War Revenue Act of 1917
- Other short titles: Revenue Act of 1917
- Long title: An Act To provide revenue to defray war expenses, and for other purposes
- Enacted by: the 65th United States Congress
- Effective: October 3, 1917

Citations
- Public law: Public Law 65-50
- Statutes at Large: 40 Stat. 300

Codification
- Acts amended: Revenue Act of 1916, Special Preparedness Fund Act of 1917

Legislative history
- Introduced in the House of Representatives as H.R. 4280 by Claude Kitchin (D‑NC) on May 9, 1917; Committee consideration by House Committee on Ways and Means; Passed the House of Representatives on May 23, 1917 (329–76); Passed the Senate on September 10, 1917 (69–4); Reported by the joint conference committee on September 11 – September 29, 1917; agreed to by the House of Representatives on October 1, 1917 (Voice vote) and by the Senate on October 2, 1917 (Voice vote); Signed into law by President Woodrow Wilson on October 3, 1917;

Major amendments
- Revenue Act of 1918

= War Revenue Act of 1917 =

US Act of Congress

The United States War Revenue Act of 1917 greatly increased federal income tax rates while simultaneously lowering exemptions.

The 2% bracket had previously applied to income below $20,000. That amount was lowered to $2,000. The top bracket (on income above $2 million) was raised from 15% to 67%.

The act was applicable to incomes for 1917.

== War Income Tax for Individuals ==
In addition to the Normal Tax and an Additional Tax levied against the net income of individuals in the Revenue Act of 1916 a
"like normal" tax and a "like additional" tax were levied against the net income of individuals as shown in the following table.

Revenue Act of 1917 War Income Tax on Individuals 40 Stat. 300
|  | Tax Rates from 1916 Act |  | Tax Rates from 1917 Act |  |  |
| Net Income (dollars) | Normal Rate (percent) | Additional Rate (percent) | Like Normal Rate (percent) | Like Additional Rate (percent) | Combined Rate (percent) |
| 0 | 2 | 0 | 2 | 0 | 4 |
| 5,000 | 2 | 0 | 2 | 1 | 5 |
| 7,500 | 2 | 0 | 2 | 2 | 6 |
| 10,000 | 2 | 0 | 2 | 3 | 7 |
| 12,500 | 2 | 0 | 2 | 4 | 8 |
| 15,000 | 2 | 0 | 2 | 5 | 9 |
| 20,000 | 2 | 1 | 2 | 7 | 12 |
| 40,000 | 2 | 2 | 2 | 10 | 16 |
| 60,000 | 2 | 3 | 2 | 14 | 21 |
| 80,000 | 2 | 4 | 2 | 18 | 26 |
| 100,000 | 2 | 5 | 2 | 22 | 31 |
| 150,000 | 2 | 6 | 2 | 25 | 35 |
| 200,000 | 2 | 7 | 2 | 30 | 41 |
| 250,000 | 2 | 8 | 2 | 34 | 46 |
| 300,000 | 2 | 9 | 2 | 37 | 50 |
| 500,000 | 2 | 10 | 2 | 40 | 54 |
| 750,000 | 2 | 10 | 2 | 45 | 59 |
| 1,000,000 | 2 | 11 | 2 | 50 | 65 |
| 1,500,000 | 2 | 12 | 2 | 50 | 66 |
| 2,000,000 | 2 | 13 | 2 | 50 | 67 |

- Exemption of $3,000 for a single filer, $4,000 for a married couple, and $4,000 for a head of household.

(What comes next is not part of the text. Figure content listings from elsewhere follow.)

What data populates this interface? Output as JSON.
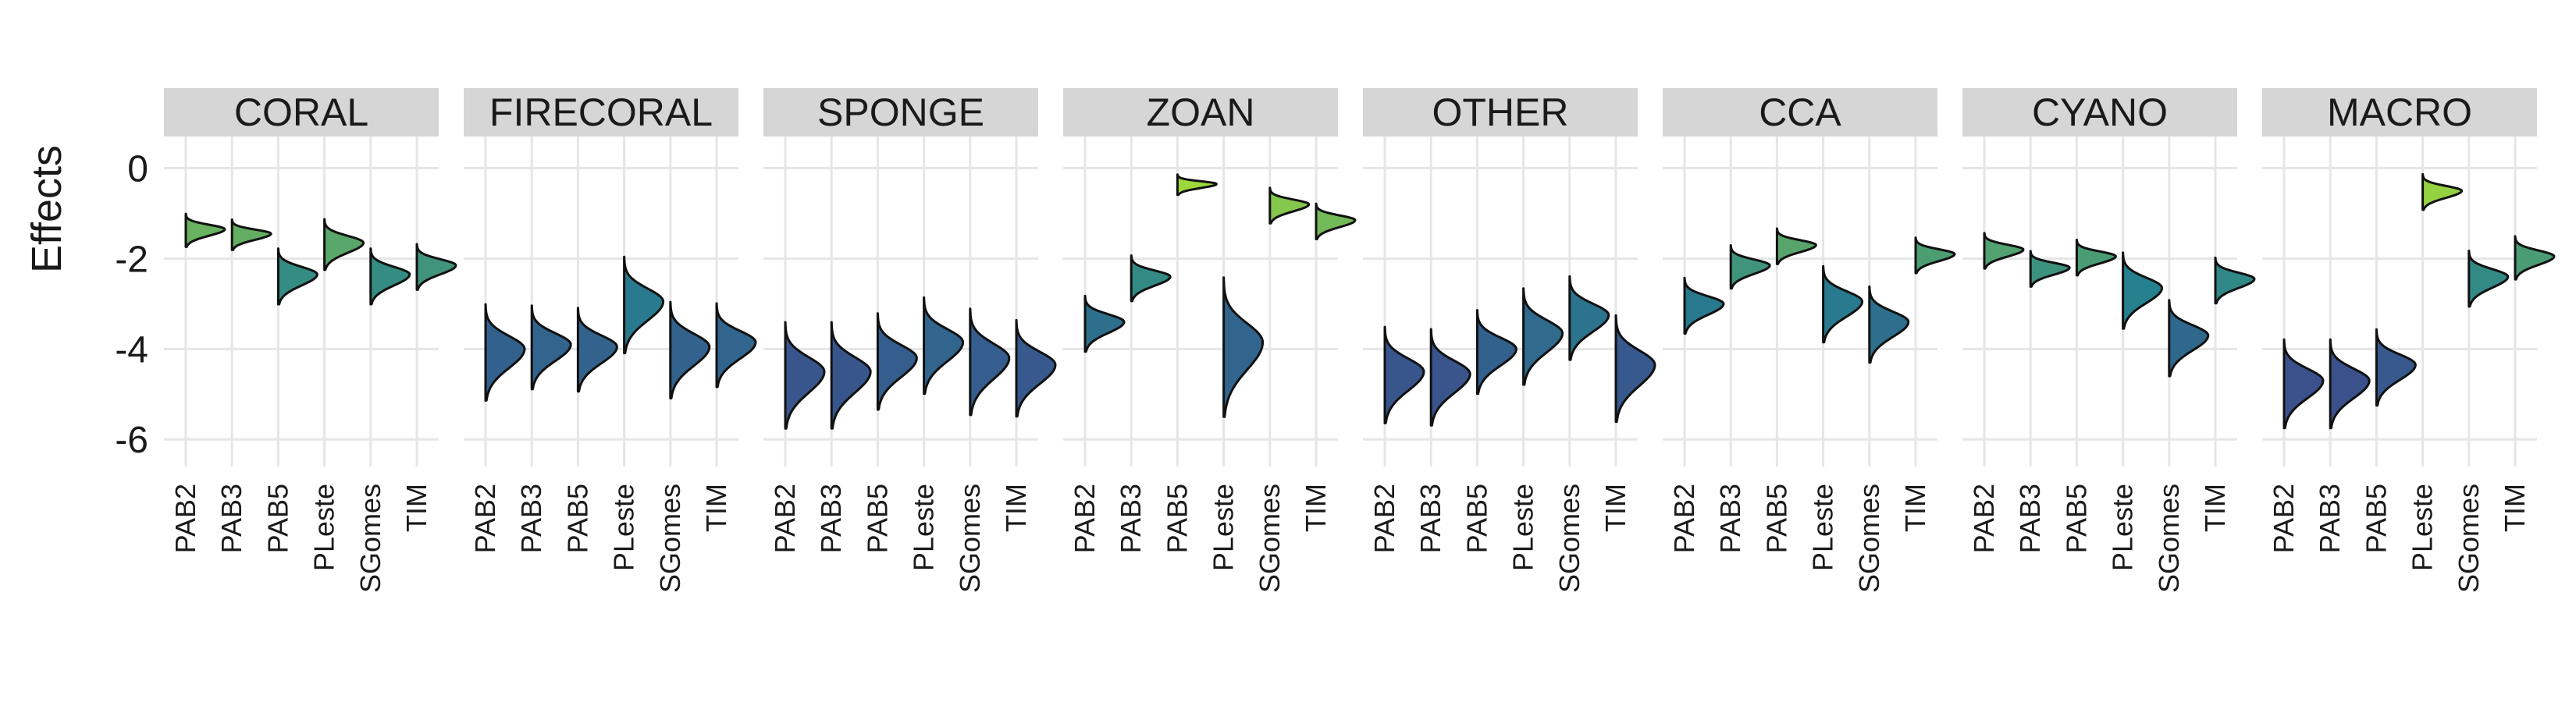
{
  "chart_data": {
    "type": "violin",
    "title": "",
    "ylabel": "Effects",
    "xlabel": "",
    "ylim": [
      -6.6,
      0.7
    ],
    "yticks": [
      0,
      -2,
      -4,
      -6
    ],
    "y_tick_labels": [
      "0",
      "-2",
      "-4",
      "-6"
    ],
    "grid": true,
    "categories": [
      "PAB2",
      "PAB3",
      "PAB5",
      "PLeste",
      "SGomes",
      "TIM"
    ],
    "colormap": {
      "low_value": -5.0,
      "high_value": -0.3,
      "low_color": "#3d4a8c",
      "mid_color": "#26818e",
      "high_color": "#9fda3a"
    },
    "panels": [
      {
        "name": "CORAL",
        "distributions": [
          {
            "mean": -1.35,
            "sd": 0.13
          },
          {
            "mean": -1.45,
            "sd": 0.12
          },
          {
            "mean": -2.35,
            "sd": 0.22
          },
          {
            "mean": -1.65,
            "sd": 0.2
          },
          {
            "mean": -2.35,
            "sd": 0.22
          },
          {
            "mean": -2.15,
            "sd": 0.18
          }
        ]
      },
      {
        "name": "FIRECORAL",
        "distributions": [
          {
            "mean": -4.0,
            "sd": 0.38
          },
          {
            "mean": -3.9,
            "sd": 0.33
          },
          {
            "mean": -3.95,
            "sd": 0.33
          },
          {
            "mean": -2.95,
            "sd": 0.38
          },
          {
            "mean": -3.95,
            "sd": 0.38
          },
          {
            "mean": -3.85,
            "sd": 0.33
          }
        ]
      },
      {
        "name": "SPONGE",
        "distributions": [
          {
            "mean": -4.5,
            "sd": 0.42
          },
          {
            "mean": -4.5,
            "sd": 0.42
          },
          {
            "mean": -4.2,
            "sd": 0.38
          },
          {
            "mean": -3.85,
            "sd": 0.38
          },
          {
            "mean": -4.2,
            "sd": 0.42
          },
          {
            "mean": -4.35,
            "sd": 0.38
          }
        ]
      },
      {
        "name": "ZOAN",
        "distributions": [
          {
            "mean": -3.4,
            "sd": 0.22
          },
          {
            "mean": -2.4,
            "sd": 0.18
          },
          {
            "mean": -0.35,
            "sd": 0.08
          },
          {
            "mean": -3.85,
            "sd": 0.55
          },
          {
            "mean": -0.8,
            "sd": 0.14
          },
          {
            "mean": -1.15,
            "sd": 0.14
          }
        ]
      },
      {
        "name": "OTHER",
        "distributions": [
          {
            "mean": -4.5,
            "sd": 0.38
          },
          {
            "mean": -4.55,
            "sd": 0.38
          },
          {
            "mean": -4.0,
            "sd": 0.33
          },
          {
            "mean": -3.65,
            "sd": 0.38
          },
          {
            "mean": -3.25,
            "sd": 0.33
          },
          {
            "mean": -4.35,
            "sd": 0.42
          }
        ]
      },
      {
        "name": "CCA",
        "distributions": [
          {
            "mean": -3.0,
            "sd": 0.22
          },
          {
            "mean": -2.15,
            "sd": 0.17
          },
          {
            "mean": -1.7,
            "sd": 0.14
          },
          {
            "mean": -2.95,
            "sd": 0.3
          },
          {
            "mean": -3.4,
            "sd": 0.3
          },
          {
            "mean": -1.9,
            "sd": 0.14
          }
        ]
      },
      {
        "name": "CYANO",
        "distributions": [
          {
            "mean": -1.8,
            "sd": 0.14
          },
          {
            "mean": -2.2,
            "sd": 0.14
          },
          {
            "mean": -1.95,
            "sd": 0.14
          },
          {
            "mean": -2.65,
            "sd": 0.3
          },
          {
            "mean": -3.7,
            "sd": 0.3
          },
          {
            "mean": -2.45,
            "sd": 0.18
          }
        ]
      },
      {
        "name": "MACRO",
        "distributions": [
          {
            "mean": -4.7,
            "sd": 0.35
          },
          {
            "mean": -4.7,
            "sd": 0.35
          },
          {
            "mean": -4.35,
            "sd": 0.3
          },
          {
            "mean": -0.5,
            "sd": 0.14
          },
          {
            "mean": -2.4,
            "sd": 0.22
          },
          {
            "mean": -1.95,
            "sd": 0.17
          }
        ]
      }
    ]
  }
}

===Inflation-adjusted numbers===
| 1917 | |
| $2,000 | $ |
| $20,000 | $ |
| $2,000,000 | $ |

==Report of payments==
The War Revenue Act of 1917 required every entity to report certain payments made to another entity. Payments subject to reporting included payments of interest, rent, salaries, wages, premiums, annuities, compensation, remuneration, emoluments, or other fixed or determinable gains, profits, and income. Payments to an entity were required to be reported if the payments totaled at least $800 during the year. The payor was required to report the name and address of the payee and the total amount of payments on Form 1099 and sent to the Internal Revenue Service by March 1 of the year following the payments. The payor was required to include Form 1096, a letter of transmittal and affidavit certifying the accuracy of each Form 1099.